March 12, 2007

All my bags are packed, I am ready to go… Leavin’ on a get plane.



Sunday morning greeted me with an unexpected time change and many final details to arrange and a plane to catch. With every one of these massive international departures I get a little better at being physically and mentally ready for it. I would like to think that the things that still remain undone… will cause no harm and that the countless possession I have recently released into the universe (by leaving them on the street corner in San Francisco where they are promptly adopted and put to good use as junk in yet another unsuspecting house, devoured like ants devour a carcuss) will not be missed. And most of all I hope that the stress, anticipation, anxiety, excitement and exhaustion I feel is not expressed as bitchiness to those around me, especially those taking me to the airport and helping me get the last details arranged. I know there have been several occasions where I was absolutely horrible to the dear people who delivered me on my journey…
Example: the day after graduating from college I had a flight from Boston to Europe where I would start my first such trip. This first one would be modest, six weeks in Europe, but I was still planning to travel alone, spoke only my native language and had not really even yet realized that I had graduated from college, that my life up to that point had been fulfilled and that now there was no obligation or structure… that I now had to sort it all out. We can all fantasize about how great it would be to feel like that again… but that is because we are very forgetful creatures. From my own experience and that of many others of my generation I want to claim the year after college as being some of the hardest times. And maybe I will go into that more later… but the point being that I was about to hop onto a plane, travel half way around the world to unknown lands, languages and a world of people that sort of terrified me… just because it was exactly that unknown.
Needless to say, I was a bit of a mess that morning too, so much so that I didn’t even know it. My grandmother and my mother drove me the two hours to the Boston Airport. That drive is among the top worst moments of my behavior in life. I don’t know what I said or what I did, but I know that I was just terrible. The drive was a blur, but what is still so clear in my memory is the moment I heard the car door close behind me, my feet were on the concrete and my pack hung heavy on my shoulders. The whole world was out of focus except for the ten feet or so I occupied and the car drove away. I feel like I stood there forever. I must have moved. I was trapped in a moment of “what the fuck am I going to do now.” a feeling that came to many times during that year and a number of times since. But in that moment I was first aware of the fear I felt and of the terrible way I had just treated my family.

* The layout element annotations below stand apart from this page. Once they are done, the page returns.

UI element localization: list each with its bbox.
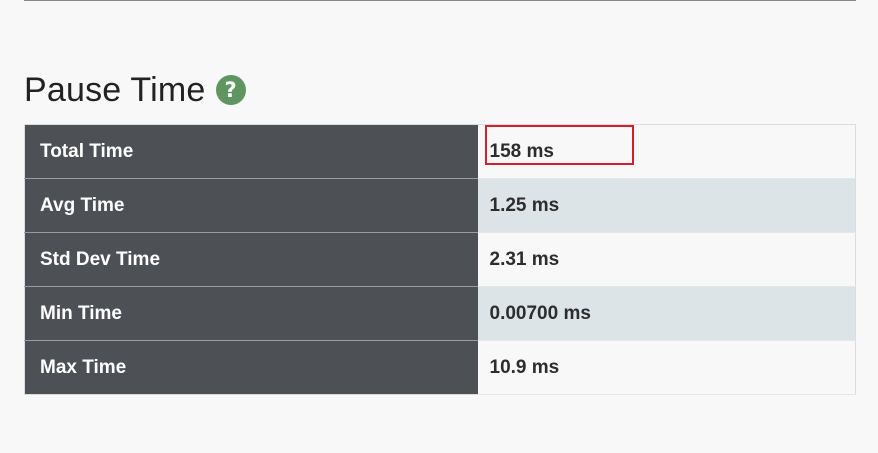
row-label-max-time: Max Time (24, 340, 478, 395)
section-heading: Pause Time ? (24, 68, 246, 112)
row-value-max-time: 10.9 ms (477, 340, 856, 395)
table-row: Avg Time 1.25 ms (24, 178, 856, 233)
top-divider (24, 0, 856, 1)
page-title: Pause Time (24, 70, 206, 109)
table-row: Max Time 10.9 ms (24, 340, 856, 395)
row-value-std-dev-time: 2.31 ms (477, 232, 856, 287)
table-row: Min Time 0.00700 ms (24, 286, 856, 341)
pause-time-table: Total Time 158 ms Avg Time 1.25 ms Std D… (24, 124, 856, 395)
row-label-min-time: Min Time (24, 286, 478, 341)
row-value-avg-time: 1.25 ms (477, 178, 856, 233)
table-row: Total Time 158 ms (24, 124, 856, 179)
row-label-std-dev-time: Std Dev Time (24, 232, 478, 287)
row-label-total-time: Total Time (24, 124, 478, 179)
row-label-avg-time: Avg Time (24, 178, 478, 233)
table-row: Std Dev Time 2.31 ms (24, 232, 856, 287)
row-value-total-time: 158 ms (477, 124, 856, 179)
row-value-min-time: 0.00700 ms (477, 286, 856, 341)
help-question-icon[interactable]: ? (215, 75, 246, 105)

Hopefully that part of my traveling habit is over.
So this time felt smooth. Everything happened the way it was supposed to. After a healthy waiting period in the airport I boarded a plane the size of a cruise ship. I squeezed in between two healthy American men with their magazines and entertainment gadgets for a 13 hour flight over the pole and though days. 12 hours of mind-numbing movies, a punctuated nap and a few typically foul airplane meals later I set foot on Chinese soil where it was more than a day and a half later. Time for dinner. Although my body thought it was 5 am.
I made my way easily through customs, collected my luggage and was met by a friend. We were whisked off in a taxi to her apartment. The airport is built on the edge of where the marsh meets the water and we drove over marsh land forever until we reached the Pudong district of Shanghai. I was almost blinded by the surreal quality of the life here. My friend is the mother of a life-long friend from Vermont. She moved here in September with her youngest son to teach at an American school here. The apartment comes with the teaching contract and is exquisite: spacious, elegant, clean, and quiet. If this is the simple life, sign me up. We drank tea and talked for a while then I made my way into the heart of the city to meet my cousin who also happened to be living here. He has recently graduated from art school in England and is now a graphic designer for a small company based here in Shanghai. We catch up with each other over my favorite Chinese dishes. We hadn’t seen each other in the two years since our grandfather’s funeral… but he has always been of my favorite cousins. In a family of men there a few women. I am the oldest of 17 cousins most of them male. Of the clan I am the only only child so it is nice to find someone I can claim as family. I have adopted some cousins and a few friends as honorary family members. Now I have siblings too.
Early into the evening, just before I have no more energy, we settle into his comfortable flat on the 16th floor. I crawl into the sleeping loft and sink into the haze that has been creeping into my bones and from behind my eyelids for many hours now. The sleep sweeps me away, like jumping into a pool. There was no hesitation and no going back.